KAMPALA, UGANDA—When you Google “Stephen Batte,” you get over 600 hits. That’s a huge number of Internet references for a nine-year old Ugandan orphan, who up until recently didn’t have enough to eat, shoes, clean clothes, or a blanket, let alone a web presence.
But, now that he’s famous, in part thanks to me, he’s got an online following and about a dozen American and Canadian couples anxious to adopt him.
I met Stephen in May just outside Kampala, when I went to take photos for the Associated Press for a story about young children slaving all day to crush rocks in a stone quarry. Most people in the area are urban refugees from a twenty-year conflict that has ravaged Northern Uganda, though most of these children don’t know the place their parents left behind or the regional geopolitics that perpetuate the conflict. They do, however, know how to crush rocks: filling a twenty-litre jerry can earns them 100 shillings (about six cents). While their parents may have fled Northern Uganda for the safety of Kampala and the possibility of economic advancement, few people make it out of the quarry once they arrive. Every day, hundreds of adults and children sit scattered throughout the vast pit, tirelessly crushing rocks into smaller and smaller pebbles.I went to the quarry and found a community leader I had spoken with on the phone. She led me to Stephen, who an AP colleague had already interviewed and written about. He was shy and quiet, small and timid. I spoke with him for a quarter of an hour and then asked if I could take his picture. He let me. Then I walked around, watching dozens and dozens of children crush walks. I took about eight GB of photos over two or three days, and filed about twenty shot to an AP editor in Johannesburg, who put them on the wire. They were published in scores of newspapers across the West and posted on many web sites around the beginning of June.
Stephen’s web presence was born.
I posted them on my blog as well, with a short note about how sad Stephen was, how perplexed my colleague and I were about what—if anything—to do. Within twenty-four hours, I’d received about five emails from people telling me they wanted to find Stephen and help him. The Nairobi Bureau Chief of the AP said they have been inundated with messages.

Since the story was posted in the beginning of June, I’ve gotten about thirty emails about Stephen.
“I told [friends going to Uganda] about Stephen and my burden for him.”
“We have spoken to the director [of our mission] and he has given us the freedom to pursue Steven.”
“I would like to find a way to assist in getting Stephen out of the mines, paying his school fees for the next eight to ten years.”

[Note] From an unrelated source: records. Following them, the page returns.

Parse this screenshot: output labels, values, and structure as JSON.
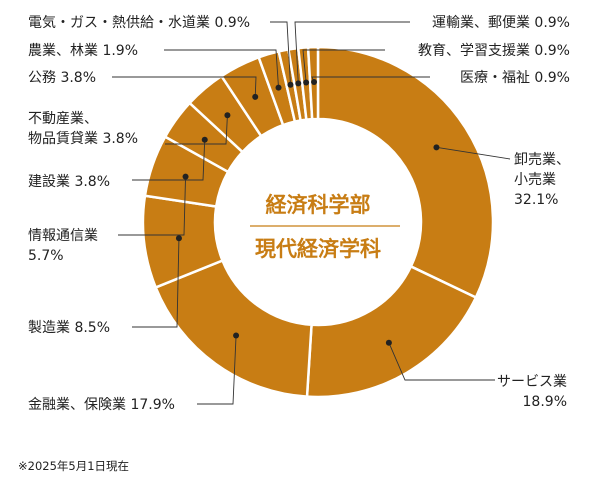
{
  "chart_data": {
    "type": "pie",
    "style": "donut",
    "center_title": "経済科学部",
    "center_subtitle": "現代経済学科",
    "footnote": "※2025年5月1日現在",
    "colors": {
      "slice": "#c87d14",
      "separator": "#ffffff",
      "center_text": "#c87d14",
      "leader": "#333333"
    },
    "slices": [
      {
        "label": "卸売業、小売業",
        "lines": [
          "卸売業、",
          "小売業"
        ],
        "value_text": "32.1%",
        "value": 32.1
      },
      {
        "label": "サービス業",
        "lines": [
          "サービス業"
        ],
        "value_text": "18.9%",
        "value": 18.9
      },
      {
        "label": "金融業、保険業",
        "lines": [
          "金融業、保険業"
        ],
        "value_text": "17.9%",
        "value": 17.9
      },
      {
        "label": "製造業",
        "lines": [
          "製造業"
        ],
        "value_text": "8.5%",
        "value": 8.5
      },
      {
        "label": "情報通信業",
        "lines": [
          "情報通信業"
        ],
        "value_text": "5.7%",
        "value": 5.7
      },
      {
        "label": "建設業",
        "lines": [
          "建設業"
        ],
        "value_text": "3.8%",
        "value": 3.8
      },
      {
        "label": "不動産業、物品賃貸業",
        "lines": [
          "不動産業、",
          "物品賃貸業"
        ],
        "value_text": "3.8%",
        "value": 3.8
      },
      {
        "label": "公務",
        "lines": [
          "公務"
        ],
        "value_text": "3.8%",
        "value": 3.8
      },
      {
        "label": "農業、林業",
        "lines": [
          "農業、林業"
        ],
        "value_text": "1.9%",
        "value": 1.9
      },
      {
        "label": "電気・ガス・熱供給・水道業",
        "lines": [
          "電気・ガス・熱供給・水道業"
        ],
        "value_text": "0.9%",
        "value": 0.9
      },
      {
        "label": "運輸業、郵便業",
        "lines": [
          "運輸業、郵便業"
        ],
        "value_text": "0.9%",
        "value": 0.9
      },
      {
        "label": "教育、学習支援業",
        "lines": [
          "教育、学習支援業"
        ],
        "value_text": "0.9%",
        "value": 0.9
      },
      {
        "label": "医療・福祉",
        "lines": [
          "医療・福祉"
        ],
        "value_text": "0.9%",
        "value": 0.9
      }
    ]
  }
}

On my blog, I posted the names of a few organizations that were doing work in the Kireka quarry and how to get in touch with them. Still, the inquires continued. People didn’t want to get in touch with an organization, they wanted to get in touch with Stephen. I emailed people, and posted: Stephen is very, very sad. But every single kid in the quarry is very, very sad. And there were hundreds of kids working there. It’s great to want to help Stephen, but sitting right next to Stephen, also crushing rocks in the quarry, is another kid who needs help, and right next to the other kid is another one.
On July 1, someone emailed me a link to the story The Power of One Donor. It tells the story of a woman in Washington state who was determined to help Stephen. She found a missionary group in Kampala that partnered with her church in Washington and contacted them and sent them money to find and help Stephen.
I called David Knowlton, the Ugandan man who took Stephen in with assistance from the lady in Washington, to check in on Stephen and see what else was new in the quarry.
Knowlton said he’d received many inquires about Stephen. He said that he’s told the interested parties that he’s taken Stephen in, and that there are a lot of other children in the quarry who are just as badly off and would love assistance.
I asked him if any of those people had followed up in the quarry, agreed to help others, after they’d heard that Stephen was already being assisted.
None that he knew of, he said.
Too bad the other kids aren’t on Google, I thought.